Thomas Lumley (@tslumley) has a nice blog post out today where he confirms the calculations of this XKCD picture:

In this post I do the same calculation, but take a somewhat different approach.

By exploiting the symmetry of the normal distribution, we can focus on calculating just the area in left part of the curve, and then double that to get the total area.

```
library(ggplot2)
theme_set(theme_classic())
g <- ggplot() +
stat_function(aes(-3:0), fun = dnorm) +
geom_vline(xintercept = 0) +
labs(x = NULL, y = NULL)
g
```

The XKCD picture tells us that the gray area is centered around the midpoint and constitute 52.7% of the total height of the curve evaluated at zero, i.e. \(\phi(0)\).

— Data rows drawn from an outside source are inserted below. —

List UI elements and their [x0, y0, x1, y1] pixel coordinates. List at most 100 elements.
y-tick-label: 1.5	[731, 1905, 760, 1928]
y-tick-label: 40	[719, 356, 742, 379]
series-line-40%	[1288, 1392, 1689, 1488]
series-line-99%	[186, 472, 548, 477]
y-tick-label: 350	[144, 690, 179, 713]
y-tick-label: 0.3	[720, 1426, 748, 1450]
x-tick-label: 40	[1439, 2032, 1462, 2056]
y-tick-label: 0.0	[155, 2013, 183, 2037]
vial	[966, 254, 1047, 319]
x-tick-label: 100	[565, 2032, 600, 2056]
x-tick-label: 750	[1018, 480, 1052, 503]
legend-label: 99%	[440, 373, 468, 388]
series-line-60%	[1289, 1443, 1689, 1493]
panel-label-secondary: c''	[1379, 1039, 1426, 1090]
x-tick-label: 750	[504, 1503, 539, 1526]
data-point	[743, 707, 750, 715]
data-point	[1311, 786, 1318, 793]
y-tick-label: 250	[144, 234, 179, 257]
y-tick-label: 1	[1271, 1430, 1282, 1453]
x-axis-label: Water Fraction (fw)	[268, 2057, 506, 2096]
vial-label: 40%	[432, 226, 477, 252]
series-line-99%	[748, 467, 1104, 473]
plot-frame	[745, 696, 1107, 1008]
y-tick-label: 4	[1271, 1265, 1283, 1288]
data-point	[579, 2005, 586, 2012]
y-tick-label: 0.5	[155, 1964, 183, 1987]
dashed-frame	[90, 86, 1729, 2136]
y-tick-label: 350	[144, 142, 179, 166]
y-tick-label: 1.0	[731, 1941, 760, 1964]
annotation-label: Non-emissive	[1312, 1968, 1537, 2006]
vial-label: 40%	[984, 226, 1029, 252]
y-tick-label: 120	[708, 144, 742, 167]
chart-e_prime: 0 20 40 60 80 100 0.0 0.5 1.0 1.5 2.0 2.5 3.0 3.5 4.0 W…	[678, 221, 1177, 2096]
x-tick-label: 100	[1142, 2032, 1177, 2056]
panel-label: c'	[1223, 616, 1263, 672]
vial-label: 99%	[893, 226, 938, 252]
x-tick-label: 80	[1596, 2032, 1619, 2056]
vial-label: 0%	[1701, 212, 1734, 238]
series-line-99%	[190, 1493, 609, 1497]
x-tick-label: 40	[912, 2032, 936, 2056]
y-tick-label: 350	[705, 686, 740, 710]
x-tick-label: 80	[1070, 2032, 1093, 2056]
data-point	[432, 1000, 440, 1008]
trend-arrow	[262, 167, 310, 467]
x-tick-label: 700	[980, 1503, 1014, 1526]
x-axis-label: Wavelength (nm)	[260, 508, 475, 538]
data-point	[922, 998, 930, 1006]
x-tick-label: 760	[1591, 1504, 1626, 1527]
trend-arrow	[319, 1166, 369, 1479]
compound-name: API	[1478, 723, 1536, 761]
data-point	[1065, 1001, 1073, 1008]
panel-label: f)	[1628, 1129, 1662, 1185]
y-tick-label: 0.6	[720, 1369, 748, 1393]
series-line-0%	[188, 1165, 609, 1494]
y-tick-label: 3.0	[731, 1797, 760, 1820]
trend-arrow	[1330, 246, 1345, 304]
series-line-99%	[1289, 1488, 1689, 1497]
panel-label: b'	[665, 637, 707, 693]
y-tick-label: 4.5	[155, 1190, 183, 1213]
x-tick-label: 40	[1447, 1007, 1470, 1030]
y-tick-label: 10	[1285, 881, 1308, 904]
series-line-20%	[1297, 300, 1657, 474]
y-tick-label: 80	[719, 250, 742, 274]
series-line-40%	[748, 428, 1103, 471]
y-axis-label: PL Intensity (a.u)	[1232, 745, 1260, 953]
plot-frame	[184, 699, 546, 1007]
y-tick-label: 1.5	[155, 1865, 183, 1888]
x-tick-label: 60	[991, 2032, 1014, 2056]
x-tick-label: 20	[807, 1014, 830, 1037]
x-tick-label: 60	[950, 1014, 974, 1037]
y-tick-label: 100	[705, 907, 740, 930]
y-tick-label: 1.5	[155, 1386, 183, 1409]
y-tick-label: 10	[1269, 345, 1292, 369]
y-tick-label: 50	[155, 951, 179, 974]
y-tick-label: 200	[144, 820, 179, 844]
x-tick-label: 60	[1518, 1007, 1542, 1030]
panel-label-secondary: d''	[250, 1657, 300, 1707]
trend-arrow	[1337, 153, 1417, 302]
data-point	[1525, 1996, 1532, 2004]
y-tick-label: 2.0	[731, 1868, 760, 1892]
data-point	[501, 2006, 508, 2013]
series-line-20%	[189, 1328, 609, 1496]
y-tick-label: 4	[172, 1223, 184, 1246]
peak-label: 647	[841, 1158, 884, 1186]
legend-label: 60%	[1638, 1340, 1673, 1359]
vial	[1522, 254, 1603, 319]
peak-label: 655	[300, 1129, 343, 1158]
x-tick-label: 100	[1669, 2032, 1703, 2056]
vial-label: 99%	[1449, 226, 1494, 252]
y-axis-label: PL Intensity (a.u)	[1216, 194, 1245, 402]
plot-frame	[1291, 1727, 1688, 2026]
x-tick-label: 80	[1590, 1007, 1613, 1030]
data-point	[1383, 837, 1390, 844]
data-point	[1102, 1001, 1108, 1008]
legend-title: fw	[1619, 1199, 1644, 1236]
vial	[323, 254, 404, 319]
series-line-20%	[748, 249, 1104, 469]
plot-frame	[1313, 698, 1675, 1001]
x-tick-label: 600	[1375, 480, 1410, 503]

That means that the heights of the remaining parts are \(\frac{1 - .527}{2}\) each.

```
h <- .527
k <- (1 - h) / 2
k
```

`## [1] 0.2365`

We can thus conclude that the horizontal lines have y-intercepts of:

```
q <- dnorm(0) * k
p <- dnorm(0) * (h + k)
g <- g +
geom_hline(yintercept = c(p, q)) +
annotate("text", x = -3, y = c(p, q),
label = c("p", "q"), vjust = -1)
g
```

Next, we must find the x-values for where the horizontal lines intersect the density curve. This equivalent to finding the roots of the functions \(\phi(z) - q\) and \(\phi(z) - p)\):

```
a <- uniroot(function(z) dnorm(z) - q, c(-3, 0))$root
b <- uniroot(function(z) dnorm(z) - p, c(-3, 0))$root
g <- g +
geom_vline(xintercept = c(a, b)) +
annotate("text", x = c(a, b), y = 0,
label = c("a", "b"), hjust = -1)
g
```

To keep things clear, we can now label the disjoint areas created by the intersecting lines:

```
g <- g +
annotate("text", (a + b) / 2, q / 2, label = "A") +
annotate("text", b / 2 , q / 2, label = "B") +
annotate("text", b / 2 , (p + q) / 2, label = "C") +
annotate("text", b / 2 , (dnorm(0) + p) / 2, label = "D") +
annotate("text", (a + b) / 2, (p + q) / 3, label = "E")
g
```

The areas of the rectangles are easy to calculate:

```
A <- abs(b - a) * q
B <- abs(b) * q
C <- abs(b) * (p - q)
```

To get the areas of `E`

, however, we must integrate the normal curve between
`a`

and `b`

, and then subtract the area of `A`

:

\(\int_a^b \phi(z) dz - \int_a^b q dz.\)

This is equivalent to taking the difference between the normal CDF at `a`

and
`b`

and subtracting `A`

, i.e. \(\Phi(b) - \Phi(a) - A\). Similarly, we get the
area of `D`

by calculating \(\Phi(0) - \Phi(b) - (B + C)\)

```
E <- pnorm(b) - pnorm(a) - A
D <- pnorm(0) - pnorm(b) - (C + B)
```

With all areas calculated, we just need twice the area of \(C + E\):

```
total_area <- (C + E) * 2
sprintf("Total area: %0.2f%%", total_area * 100)
```

`## [1] "Total area: 50.02%"`

As expected, we get the correct result.